Dr Heaton-Marriott’s first brush with the impact of science came as a 10-year-old, when she wrote into a television show about her concern over the pollution in a stream near her house. As a result, a television report ensued which sparked an investigation by the environment agency. “When I look back, this was the catalyst of my love for putting knowledge into real world context.”
At UCLan, Dr Heaton-Marriott is head of communications and engagement within the marketing department. Her role is to look after external communications and media work, internal communications to staff and students, and a wide repertoire of engagement activity, from stakeholder dinners through to large public festivals. “Every day is different and I’m constantly challenged to come up with new ideas and creative solutions. The Lancashire Science Festival, an annual community event which aims to inspire people through science, is one of my favourite projects, as it draws upon my existing scientific expertise, combining my love of science with communication.”
Although a report commissioned by EDF energy has revealed a third of British schoolgirls consider themselves not clever enough to pursue a career in science, Dr Heaton-Marriott contests the stereotype that STEM subjects are ‘for boys.’
I enjoyed science at school because it was challenging; this appealed to me. It was all about ability, rather than gender. But gender stereotypes may have something to answer for here; when you look at the way toys are marketed for example, microscopes, telescopes and Lego tends to be categorised as ‘boys toys’ – whereas art and design kits are for girls. Also the use of pink for girls, blue for boys, makes it feel that children don’t have a choice. We also need to stop ‘feminising’ things to make them appealing, such as science kits around cosmetics or pink lab coats. Science is appealing anyway. However, I do think it’s true that girls can be less confident than boys in their own capability, and I can see how this may put them off STEM subjects, as they feel they’re not clever enough.
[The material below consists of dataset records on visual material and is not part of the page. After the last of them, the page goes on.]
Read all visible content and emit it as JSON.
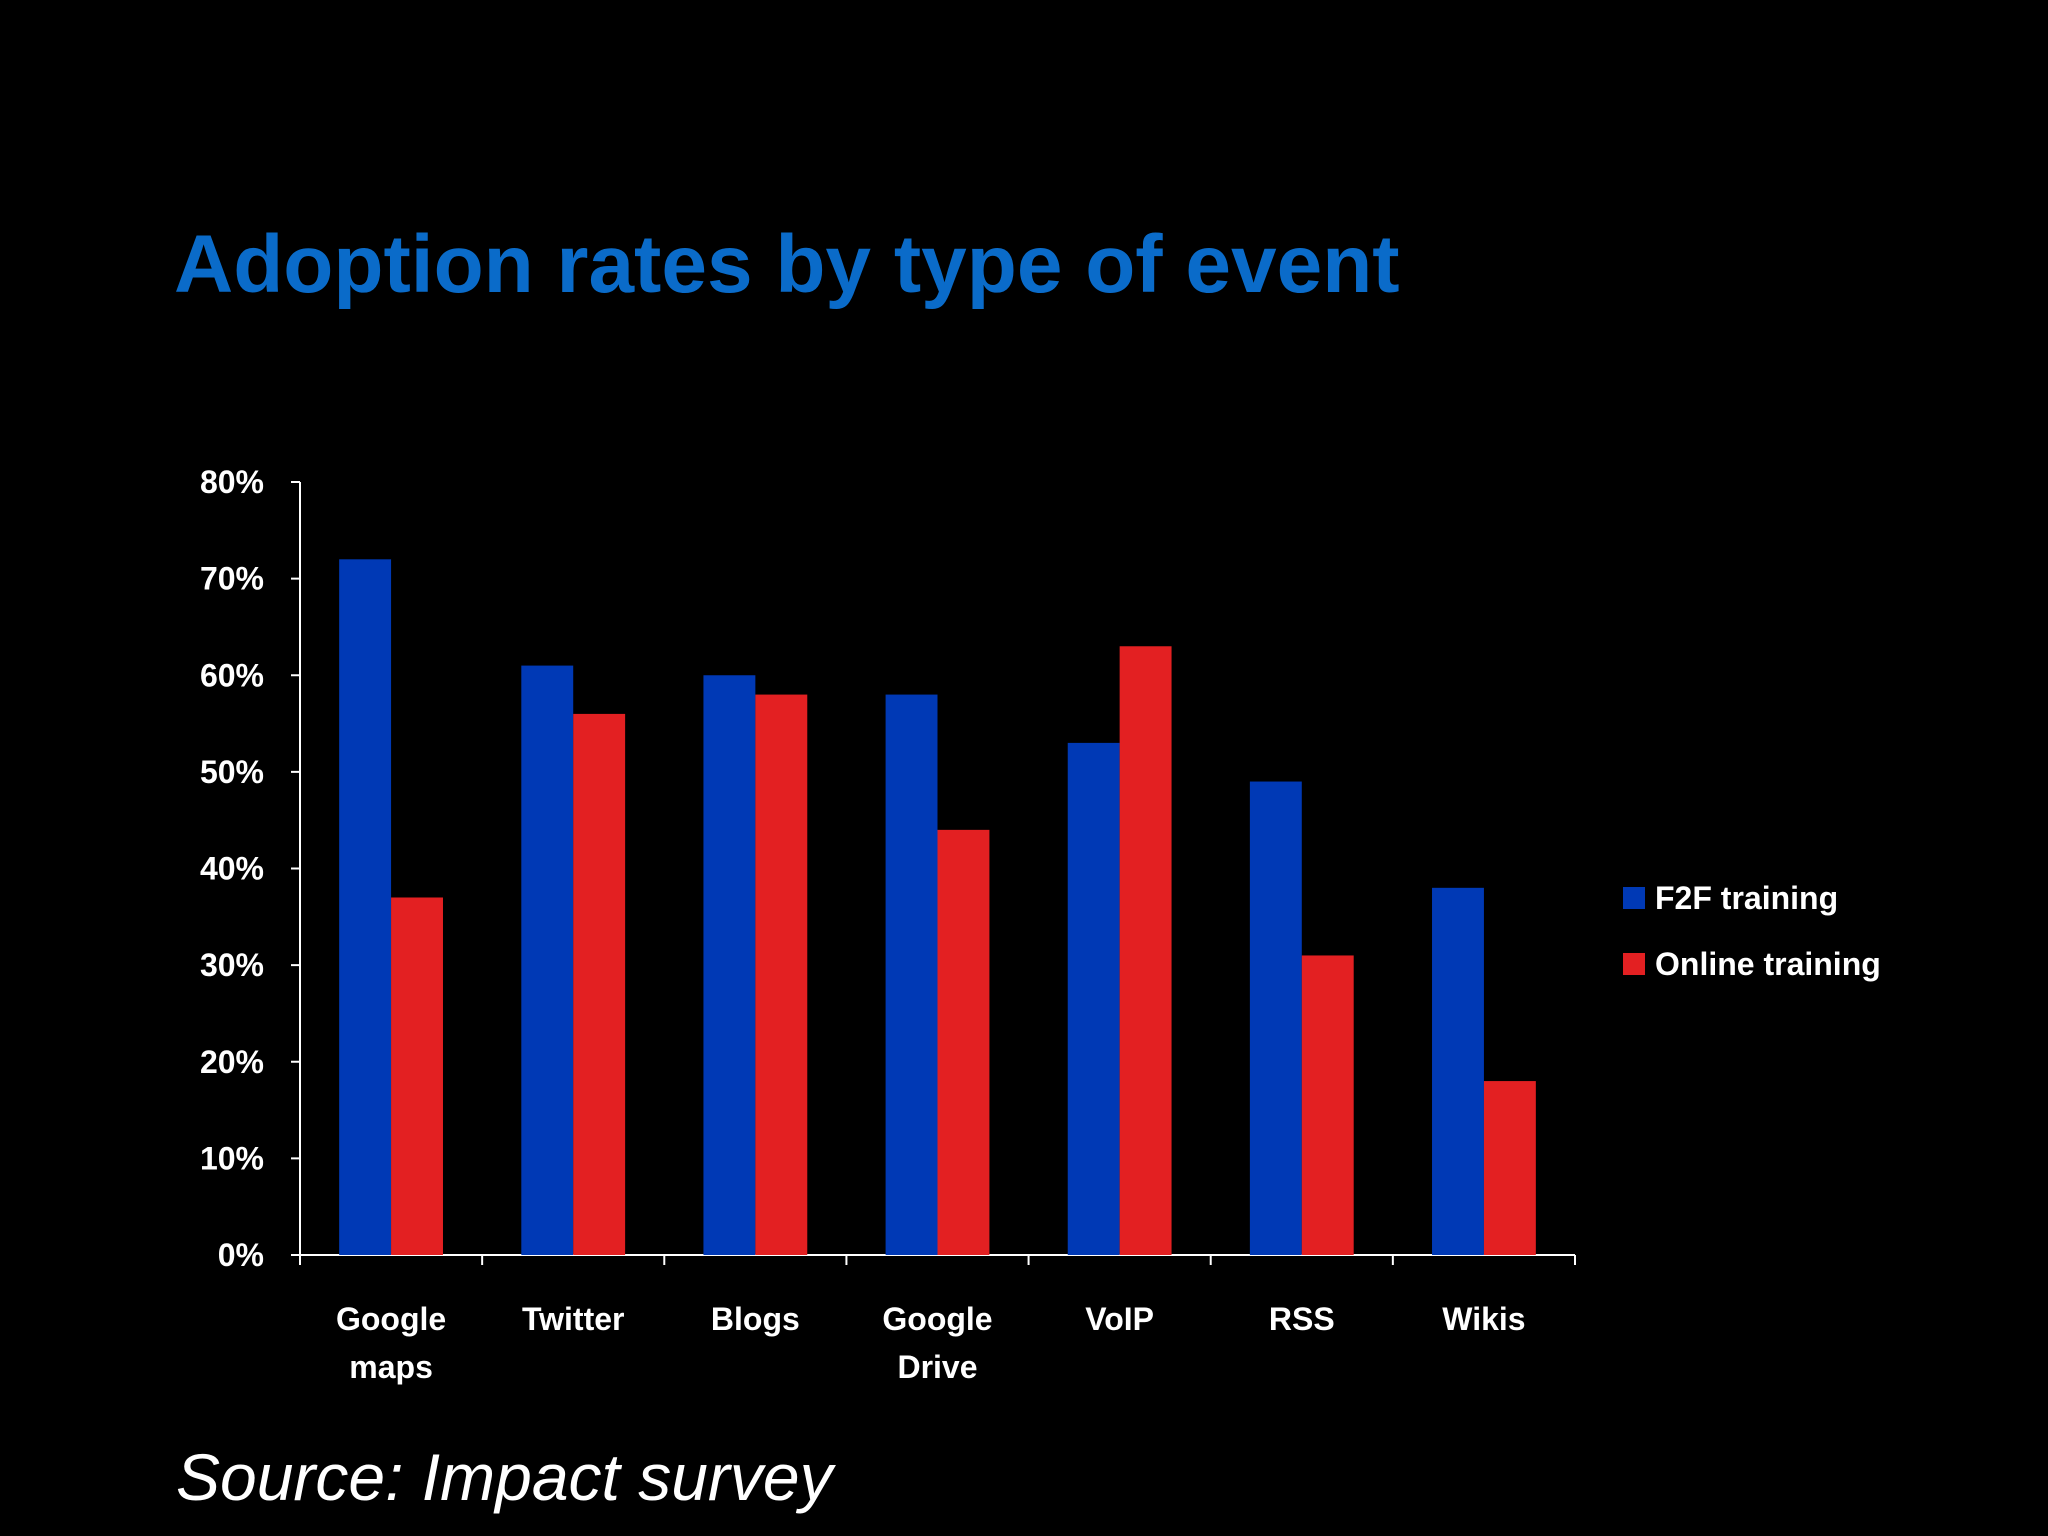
{
  "chart_data": {
    "type": "bar",
    "title": "Adoption rates by type of event",
    "source": "Source: Impact survey",
    "categories": [
      "Google maps",
      "Twitter",
      "Blogs",
      "Google Drive",
      "VoIP",
      "RSS",
      "Wikis"
    ],
    "series": [
      {
        "name": "F2F training",
        "color": "#0039b5",
        "values": [
          72,
          61,
          60,
          58,
          53,
          49,
          38
        ]
      },
      {
        "name": "Online training",
        "color": "#e32022",
        "values": [
          37,
          56,
          58,
          44,
          63,
          31,
          18
        ]
      }
    ],
    "ylim": [
      0,
      80
    ],
    "yticks": [
      {
        "value": 0,
        "label": "0%"
      },
      {
        "value": 10,
        "label": "10%"
      },
      {
        "value": 20,
        "label": "20%"
      },
      {
        "value": 30,
        "label": "30%"
      },
      {
        "value": 40,
        "label": "40%"
      },
      {
        "value": 50,
        "label": "50%"
      },
      {
        "value": 60,
        "label": "60%"
      },
      {
        "value": 70,
        "label": "70%"
      },
      {
        "value": 80,
        "label": "80%"
      }
    ],
    "grid": false,
    "legend": "right"
  }
}
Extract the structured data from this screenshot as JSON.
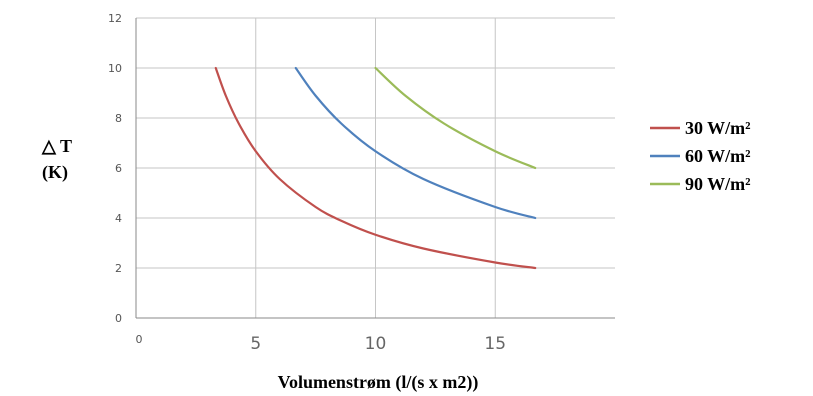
{
  "chart_data": {
    "type": "line",
    "xlabel": "Volumenstrøm (l/(s x m2))",
    "ylabel_symbol": "△ T",
    "ylabel_unit": "(K)",
    "xlim": [
      0,
      20
    ],
    "ylim": [
      0,
      12
    ],
    "x_ticks": [
      0,
      5,
      10,
      15
    ],
    "y_ticks": [
      0,
      2,
      4,
      6,
      8,
      10,
      12
    ],
    "grid": true,
    "legend_position": "right",
    "series": [
      {
        "name": "30 W/m²",
        "color": "#c0504d",
        "x": [
          3.33,
          3.75,
          4.29,
          5,
          6,
          7.5,
          8.57,
          10,
          12,
          15,
          16.67
        ],
        "y": [
          10,
          8.89,
          7.78,
          6.67,
          5.56,
          4.44,
          3.89,
          3.33,
          2.78,
          2.22,
          2
        ]
      },
      {
        "name": "60 W/m²",
        "color": "#4f81bd",
        "x": [
          6.67,
          7.5,
          8.57,
          10,
          12,
          15,
          16.67
        ],
        "y": [
          10,
          8.89,
          7.78,
          6.67,
          5.56,
          4.44,
          4
        ]
      },
      {
        "name": "90 W/m²",
        "color": "#9bbb59",
        "x": [
          10,
          11.25,
          12.86,
          15,
          16.67
        ],
        "y": [
          10,
          8.89,
          7.78,
          6.67,
          6
        ]
      }
    ]
  }
}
UCLan’s ongoing campaign to promote women in STEM includes posters featuring six of the University’s female academic role models, produced in relation to the Athena Swan Bronze award which recognises commitment towards advancing women’s roles in STEM. The one featuring Dr Heaton-Marriott refers to her love of family fun, showing how people combine a successful career in STEM with personal interests and hobbies. “I have a son and two stepchildren, and spending time with them is an absolute priority. We have a shared love of exploring, so we can often be found venturing through woodlands, cycling or enjoying family walks.”